The Competition GS was also made in Japan around this time.  My 1981 GS has SunTour dropouts, Araya rims and DiaCompe G brakes instead of the Weinman and Campagnolo parts you have.  The saddle is not Brooks; it is a Raleigh-branded suede covered plastic saddle made by Kashimax.  Bars and stem are Raleigh-branded SR.  Otherwise, it is the Campagnolo Gran Sport group with the later 5-spoke crankset.  The chrome socks are shorter on the Japanese-built frames than the British.

Your bike was made in Nottingham and the shifter braze-ons appear to have been added.  Your downtube lug cutout is a different shape from the others shown in this thread.  There don't seem to be many Raleigh catalogs from this time to check against...

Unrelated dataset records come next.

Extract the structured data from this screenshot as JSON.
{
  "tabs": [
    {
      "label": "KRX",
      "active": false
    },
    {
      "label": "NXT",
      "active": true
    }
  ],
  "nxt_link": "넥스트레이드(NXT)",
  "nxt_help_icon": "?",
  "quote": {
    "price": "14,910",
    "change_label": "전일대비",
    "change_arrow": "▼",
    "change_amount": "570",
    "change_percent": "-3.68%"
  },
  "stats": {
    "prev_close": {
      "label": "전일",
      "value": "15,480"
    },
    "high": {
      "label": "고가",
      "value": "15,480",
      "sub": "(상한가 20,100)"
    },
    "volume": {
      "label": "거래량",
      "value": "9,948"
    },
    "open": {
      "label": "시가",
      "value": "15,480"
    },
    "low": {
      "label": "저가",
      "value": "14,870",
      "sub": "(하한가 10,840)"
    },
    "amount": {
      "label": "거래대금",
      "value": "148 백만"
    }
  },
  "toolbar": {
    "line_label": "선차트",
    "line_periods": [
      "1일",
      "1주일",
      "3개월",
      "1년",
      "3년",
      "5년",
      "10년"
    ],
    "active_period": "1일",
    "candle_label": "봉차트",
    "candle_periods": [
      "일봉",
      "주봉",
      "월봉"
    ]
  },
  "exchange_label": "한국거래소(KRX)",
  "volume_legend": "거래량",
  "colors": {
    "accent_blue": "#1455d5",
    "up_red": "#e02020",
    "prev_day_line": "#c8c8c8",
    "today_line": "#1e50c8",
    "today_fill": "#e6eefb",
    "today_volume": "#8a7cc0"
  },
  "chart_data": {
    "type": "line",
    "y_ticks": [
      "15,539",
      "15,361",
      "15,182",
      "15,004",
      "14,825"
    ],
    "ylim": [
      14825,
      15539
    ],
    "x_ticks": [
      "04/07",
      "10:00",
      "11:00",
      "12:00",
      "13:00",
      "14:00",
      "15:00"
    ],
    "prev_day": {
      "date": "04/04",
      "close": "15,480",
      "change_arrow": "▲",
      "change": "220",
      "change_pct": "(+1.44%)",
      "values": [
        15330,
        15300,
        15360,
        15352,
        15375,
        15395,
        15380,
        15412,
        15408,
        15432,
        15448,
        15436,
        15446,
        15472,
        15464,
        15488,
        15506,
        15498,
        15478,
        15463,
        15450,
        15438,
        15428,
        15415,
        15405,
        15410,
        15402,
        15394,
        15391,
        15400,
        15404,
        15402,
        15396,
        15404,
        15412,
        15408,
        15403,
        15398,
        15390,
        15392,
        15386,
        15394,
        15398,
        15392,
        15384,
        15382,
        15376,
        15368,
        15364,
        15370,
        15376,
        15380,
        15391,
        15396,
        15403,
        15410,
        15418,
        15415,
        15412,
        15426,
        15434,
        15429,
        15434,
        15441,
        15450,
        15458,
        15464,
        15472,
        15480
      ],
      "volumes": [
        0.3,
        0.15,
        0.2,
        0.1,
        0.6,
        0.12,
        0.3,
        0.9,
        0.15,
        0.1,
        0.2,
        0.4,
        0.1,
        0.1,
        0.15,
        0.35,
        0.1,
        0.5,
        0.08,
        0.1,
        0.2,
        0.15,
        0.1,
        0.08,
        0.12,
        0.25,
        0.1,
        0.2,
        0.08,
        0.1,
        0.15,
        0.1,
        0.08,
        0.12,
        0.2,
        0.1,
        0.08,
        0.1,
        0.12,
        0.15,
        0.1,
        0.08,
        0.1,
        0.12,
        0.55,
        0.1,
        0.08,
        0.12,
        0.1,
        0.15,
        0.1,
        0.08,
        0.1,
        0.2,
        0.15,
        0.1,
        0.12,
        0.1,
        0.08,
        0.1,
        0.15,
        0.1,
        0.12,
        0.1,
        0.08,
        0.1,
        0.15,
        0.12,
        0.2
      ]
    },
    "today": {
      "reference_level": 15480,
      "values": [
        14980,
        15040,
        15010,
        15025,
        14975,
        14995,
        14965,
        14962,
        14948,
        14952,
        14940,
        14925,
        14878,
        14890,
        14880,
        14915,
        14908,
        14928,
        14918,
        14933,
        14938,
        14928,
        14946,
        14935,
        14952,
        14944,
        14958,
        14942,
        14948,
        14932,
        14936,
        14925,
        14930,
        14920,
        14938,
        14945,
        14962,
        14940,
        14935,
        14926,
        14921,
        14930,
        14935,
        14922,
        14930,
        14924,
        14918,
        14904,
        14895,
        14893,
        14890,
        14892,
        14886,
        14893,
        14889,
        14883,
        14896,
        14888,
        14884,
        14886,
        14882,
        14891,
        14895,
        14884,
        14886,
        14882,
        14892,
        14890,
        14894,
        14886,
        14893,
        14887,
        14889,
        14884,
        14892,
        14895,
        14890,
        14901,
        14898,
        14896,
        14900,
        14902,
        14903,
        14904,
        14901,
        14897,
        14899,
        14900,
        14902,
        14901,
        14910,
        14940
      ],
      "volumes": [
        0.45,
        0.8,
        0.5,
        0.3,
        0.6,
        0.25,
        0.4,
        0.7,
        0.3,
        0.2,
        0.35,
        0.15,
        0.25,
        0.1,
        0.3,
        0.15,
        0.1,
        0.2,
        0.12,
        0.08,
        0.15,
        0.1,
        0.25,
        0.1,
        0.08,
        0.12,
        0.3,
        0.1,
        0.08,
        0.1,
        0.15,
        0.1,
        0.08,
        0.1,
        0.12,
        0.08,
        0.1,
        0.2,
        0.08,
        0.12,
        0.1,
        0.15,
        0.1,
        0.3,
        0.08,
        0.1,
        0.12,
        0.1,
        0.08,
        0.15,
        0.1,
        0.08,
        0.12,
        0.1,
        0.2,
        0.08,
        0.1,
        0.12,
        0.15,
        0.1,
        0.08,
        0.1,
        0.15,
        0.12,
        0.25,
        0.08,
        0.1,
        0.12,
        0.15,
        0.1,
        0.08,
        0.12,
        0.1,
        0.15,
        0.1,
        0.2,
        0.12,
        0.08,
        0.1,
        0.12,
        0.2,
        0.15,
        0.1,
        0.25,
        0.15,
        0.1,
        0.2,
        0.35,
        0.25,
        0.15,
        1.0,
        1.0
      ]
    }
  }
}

Currently waiting in the queue for some attention:


----------



## Schreck83 (Nov 7, 2021)

Since you have fender eyelets on the rear dropouts and the 3-arm crank, your frame is likely to be earlier than 1981.  Have you checked the serial number on the bottom bracket? Should start with WxY.....  with Y being the last digit of the year, so Wx9 would be 1979.


----------



## teisco (Nov 7, 2021)

I love a mystery 
Serial number states 80 (opps wrong, just re read the serial number, now I think it means 78?)


----------



## Schreck83 (Nov 7, 2021)

Ok, so the 1981 catalog shows Brooks Professional on the Competition GS, so I would think the 1980 GS had it too. 1981 graphics are the bold white as in earlier years, not the red script shown above.  The GS in the 1981 catalog could actually be a 1980 model since it has the 3-arm GS crank.  Not sure when they stopped making these, but my 5-arm GS crank is dated 1980.
https://www.jaysmarine.com/TH_Raleigh_Cat_81_24n25.html


----------



## teisco (Nov 7, 2021)

I messed up, re read the number and now I think it states '78 , correct ?


----------



## Schreck83 (Nov 7, 2021)

Yes! May 1978, made in Worksop, England.
1978 catalog for the competition GS


----------



## teisco (Nov 9, 2021)

Schreck83 said:


> Yes! May 1978, made in Worksop, England.
> 1978 catalog for the competition GS



Thanks, now to make it look that good again. 
And so it begins:


----------